Dr. No-Hee Park is a prominent scientist in oral and craniofacial research with 170 scientific publications in distinguished research journals. His major research activities have been in oral (head and neck) cancer and aging research. Park's contribution to the understanding of the mechanisms of oral cancer development is enormous, and resulted in new mode of therapy. In the early stage of his career (1975-1983), Park developed animal models to evaluate the therapeutic efficacy of antiviral agents and to study the molecular mechanisms of numerous antiviral agents (e.g., Zovirax®) against herpes simplex virus.

In later stages of his research career (since 1983), Park began to investigate the mechanisms of human oral cancer development. Initially, he found the combined carcinogenicity of herpes simplex virus (HSV, the virus that causes cold sores around the human mouth) and cancer-causing chemicals found in tobacco. Then he investigated and clearly documented the combined role of tobacco (or chemical carcinogens derived from tobacco extract) and the virus on the development of oral cancer in laboratory animals. More recently, Park:
  1. developed an in vitro system (extremely useful for studying the mechanisms of oral cancer development) and clearly documented the role of human papillomavirus (HPV, the virus that causes warts and may be related to other cancers) in the development of oral cancer;
  2. clearly documented the close association between chromosome (cellular DNA) instability and cancer development;
  3. developed many cell lines that are useful for cancer research;
  4. documented a new aging model in test tubes, using cells derived from the human mouth; and
  5. successfully converted normal human epithelial cells into mesenchymal cells, which were able to differentiate to bony cells and fat cells.
Currently his major interests are in the areas of cellular aging, molecular carcinogenesis and stem cell research. Through his cancer and aging research, Park has provided significant contributions to enhance the wellbeing of individuals and society, particularly by elucidating the role of human papillomavirus in the development of human cancer.

Selected Cancer-Related Publications:

Kang MK, Kim RH, Kim SJ, Yip FK, Shin KH, Dimri GP, Christensen R, Han T, Park NH. Elevated Bmi-1 expression is associated with dysplastic cell transformation during oral carcinogenesis and is required for cancer cell replication and survival. British J Cancer. 2007; 96:126-133.

Kim RH, Kang MK, Shin KH, Oo ZM, Han T, Baluda MA, Park NH. Bmi-1 cooperates with human papillomavirus type 16 E6 to immortalize normal human oral keratinocytes. Experimental Cell Res. 2007; 313:462-472.

Shin KH, Kim RH, Kim R, Kim S, Lim PK, Yochim JM, Baluda MA, Park NH. p53 promotes the fidelity of DNA end-joining activity by, in part, enhancing the expression of heterogeneous nuclear ribonuleoprotein G. DNA Repair. 2007; 6:830-940.

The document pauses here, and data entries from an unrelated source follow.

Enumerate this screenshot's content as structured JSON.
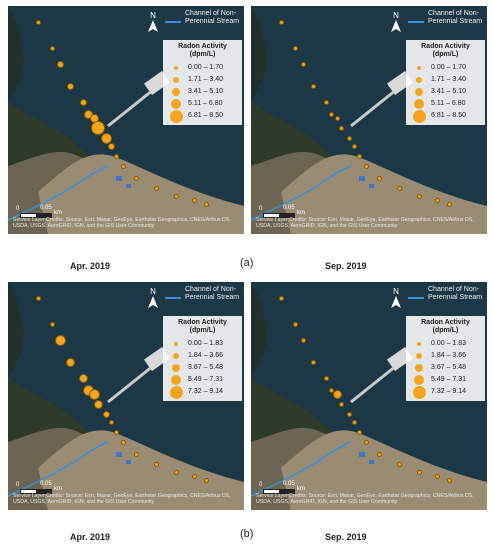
{
  "panels": [
    {
      "id": "a-apr",
      "legend": {
        "stream_label": "Channel of Non-Perennial Stream",
        "title": "Radon Activity (dpm/L)",
        "classes": [
          "0.00 – 1.70",
          "1.71 – 3.40",
          "3.41 – 5.10",
          "5.11 – 6.80",
          "6.81 – 8.50"
        ]
      },
      "north": "N",
      "scale": {
        "zero": "0",
        "val": "0.05",
        "unit": "km"
      },
      "credit": "Service Layer Credits: Source: Esri, Maxar, GeoEye, Earthstar Geographics, CNES/Airbus DS, USDA, USGS, AeroGRID, IGN, and the GIS User Community",
      "caption": "Apr. 2019",
      "samples": [
        1,
        1,
        2,
        2,
        2,
        3,
        3,
        5,
        4,
        2,
        1,
        1,
        1,
        1,
        1,
        1,
        1
      ]
    },
    {
      "id": "a-sep",
      "legend": {
        "stream_label": "Channel of Non-Perennial Stream",
        "title": "Radon Activity (dpm/L)",
        "classes": [
          "0.00 – 1.70",
          "1.71 – 3.40",
          "3.41 – 5.10",
          "5.11 – 6.80",
          "6.81 – 8.50"
        ]
      },
      "north": "N",
      "scale": {
        "zero": "0",
        "val": "0.05",
        "unit": "km"
      },
      "credit": "Service Layer Credits: Source: Esri, Maxar, GeoEye, Earthstar Geographics, CNES/Airbus DS, USDA, USGS, AeroGRID, IGN, and the GIS User Community",
      "caption": "Sep. 2019",
      "samples": [
        1,
        1,
        1,
        1,
        1,
        1,
        1,
        1,
        1,
        1,
        1,
        1,
        1,
        1,
        1,
        1,
        1
      ]
    },
    {
      "id": "b-apr",
      "legend": {
        "stream_label": "Channel of Non-Perennial Stream",
        "title": "Radon Activity (dpm/L)",
        "classes": [
          "0.00 – 1.83",
          "1.84 – 3.66",
          "3.67 – 5.48",
          "5.49 – 7.31",
          "7.32 – 9.14"
        ]
      },
      "north": "N",
      "scale": {
        "zero": "0",
        "val": "0.05",
        "unit": "km"
      },
      "credit": "Service Layer Credits: Source: Esri, Maxar, GeoEye, Earthstar Geographics, CNES/Airbus DS, USDA, USGS, AeroGRID, IGN, and the GIS User Community",
      "caption": "Apr. 2019",
      "samples": [
        1,
        1,
        4,
        3,
        3,
        4,
        4,
        3,
        2,
        1,
        1,
        1,
        1,
        1,
        1,
        1,
        1
      ]
    },
    {
      "id": "b-sep",
      "legend": {
        "stream_label": "Channel of Non-Perennial Stream",
        "title": "Radon Activity (dpm/L)",
        "classes": [
          "0.00 – 1.83",
          "1.84 – 3.66",
          "3.67 – 5.48",
          "5.49 – 7.31",
          "7.32 – 9.14"
        ]
      },
      "north": "N",
      "scale": {
        "zero": "0",
        "val": "0.05",
        "unit": "km"
      },
      "credit": "Service Layer Credits: Source: Esri, Maxar, GeoEye, Earthstar Geographics, CNES/Airbus DS, USDA, USGS, AeroGRID, IGN, and the GIS User Community",
      "caption": "Sep. 2019",
      "samples": [
        1,
        1,
        1,
        1,
        1,
        1,
        3,
        1,
        1,
        1,
        1,
        1,
        1,
        1,
        1,
        1,
        1
      ]
    }
  ],
  "labels": {
    "a": "(a)",
    "b": "(b)"
  },
  "colors": {
    "dot": "#f5a51b",
    "stream": "#3b8fd9",
    "sea": "#1d3a4a"
  }
}
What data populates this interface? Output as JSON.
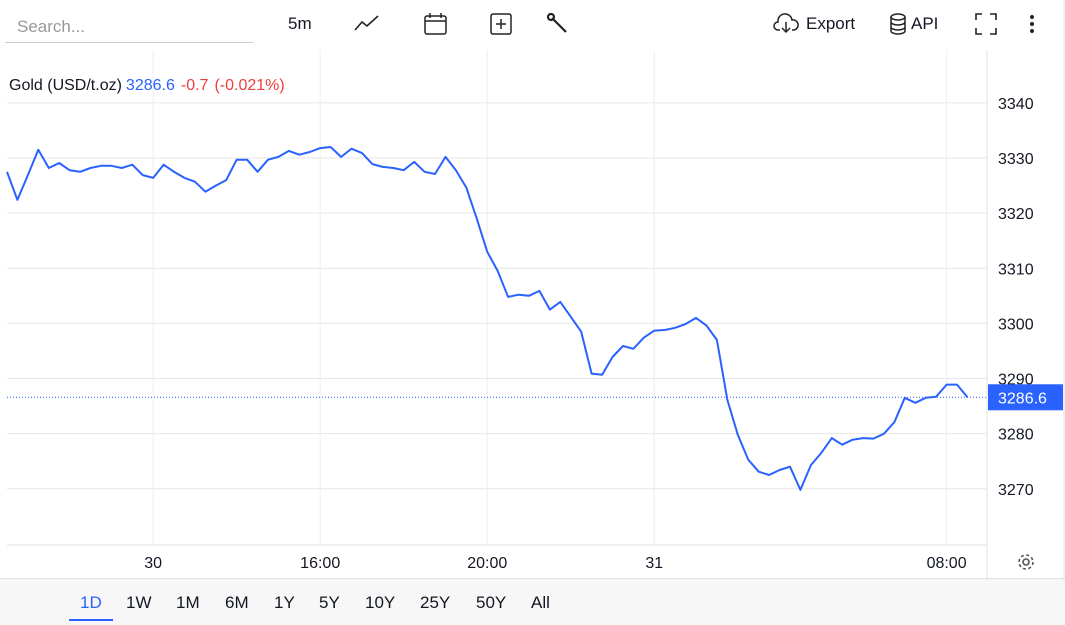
{
  "toolbar": {
    "search_placeholder": "Search...",
    "interval": "5m",
    "export": "Export",
    "api": "API"
  },
  "legend": {
    "symbol": "Gold (USD/t.oz)",
    "change": "-0.7",
    "change_percent": "(-0.021%)"
  },
  "ranges": [
    "1D",
    "1W",
    "1M",
    "6M",
    "1Y",
    "5Y",
    "10Y",
    "25Y",
    "50Y",
    "All"
  ],
  "active_range": "1D",
  "chart_data": {
    "type": "line",
    "color": "#2962ff",
    "categories": [
      null,
      null,
      null,
      null,
      null,
      null,
      null,
      null,
      null,
      null,
      null,
      null,
      null,
      null,
      "30",
      null,
      null,
      null,
      null,
      null,
      null,
      null,
      null,
      null,
      null,
      null,
      null,
      null,
      null,
      null,
      "16:00",
      null,
      null,
      null,
      null,
      null,
      null,
      null,
      null,
      null,
      null,
      null,
      null,
      null,
      null,
      null,
      "20:00",
      null,
      null,
      null,
      null,
      null,
      null,
      null,
      null,
      null,
      null,
      null,
      null,
      null,
      null,
      null,
      "31",
      null,
      null,
      null,
      null,
      null,
      null,
      null,
      null,
      null,
      null,
      null,
      null,
      null,
      null,
      null,
      null,
      null,
      null,
      null,
      null,
      null,
      null,
      null,
      null,
      null,
      null,
      null,
      "08:00",
      null,
      null
    ],
    "values": [
      3327.5,
      3322.4,
      3326.9,
      3331.5,
      3328.2,
      3329.1,
      3327.8,
      3327.5,
      3328.2,
      3328.6,
      3328.6,
      3328.2,
      3328.8,
      3326.9,
      3326.4,
      3328.8,
      3327.5,
      3326.4,
      3325.7,
      3323.9,
      3325,
      3326,
      3329.7,
      3329.7,
      3327.5,
      3329.7,
      3330.2,
      3331.3,
      3330.6,
      3331.1,
      3331.8,
      3332,
      3330.2,
      3331.7,
      3330.9,
      3328.9,
      3328.4,
      3328.2,
      3327.8,
      3329.3,
      3327.5,
      3327.1,
      3330.2,
      3327.8,
      3324.6,
      3319,
      3313,
      3309.5,
      3304.8,
      3305.2,
      3305,
      3305.9,
      3302.5,
      3303.9,
      3301.2,
      3298.5,
      3290.9,
      3290.7,
      3293.9,
      3295.9,
      3295.4,
      3297.4,
      3298.7,
      3298.8,
      3299.2,
      3299.9,
      3301,
      3299.6,
      3297,
      3286.1,
      3279.8,
      3275.3,
      3273.1,
      3272.5,
      3273.4,
      3274,
      3269.8,
      3274.3,
      3276.5,
      3279.2,
      3278,
      3278.9,
      3279.2,
      3279.1,
      3280,
      3282.1,
      3286.5,
      3285.6,
      3286.5,
      3286.7,
      3288.9,
      3288.9,
      3286.6
    ],
    "last_value": 3286.6,
    "ylim": [
      3259.8,
      3349.6
    ],
    "yticks": [
      3270,
      3280,
      3290,
      3300,
      3310,
      3320,
      3330,
      3340
    ],
    "grid": true
  }
}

Oh KJ, Kalinina A, Park NH, Bagchi S. Deregulation of eIF4E: 4E-BP1 in differentiated human papillomavirus-containing cells leads to high levels of expression of the E7 oncoprotein. J Virol. 2006; 80:7079-7088.

Shin KH, Kang MK, Kim RH, Christensen R, Park NH. Heterogeneous nuclear ribonucleoprotein G demonstrates anticancer effect in oral squamous cell carcinoma cells. Clin Cancer Res. 2006; 12:3222-3228.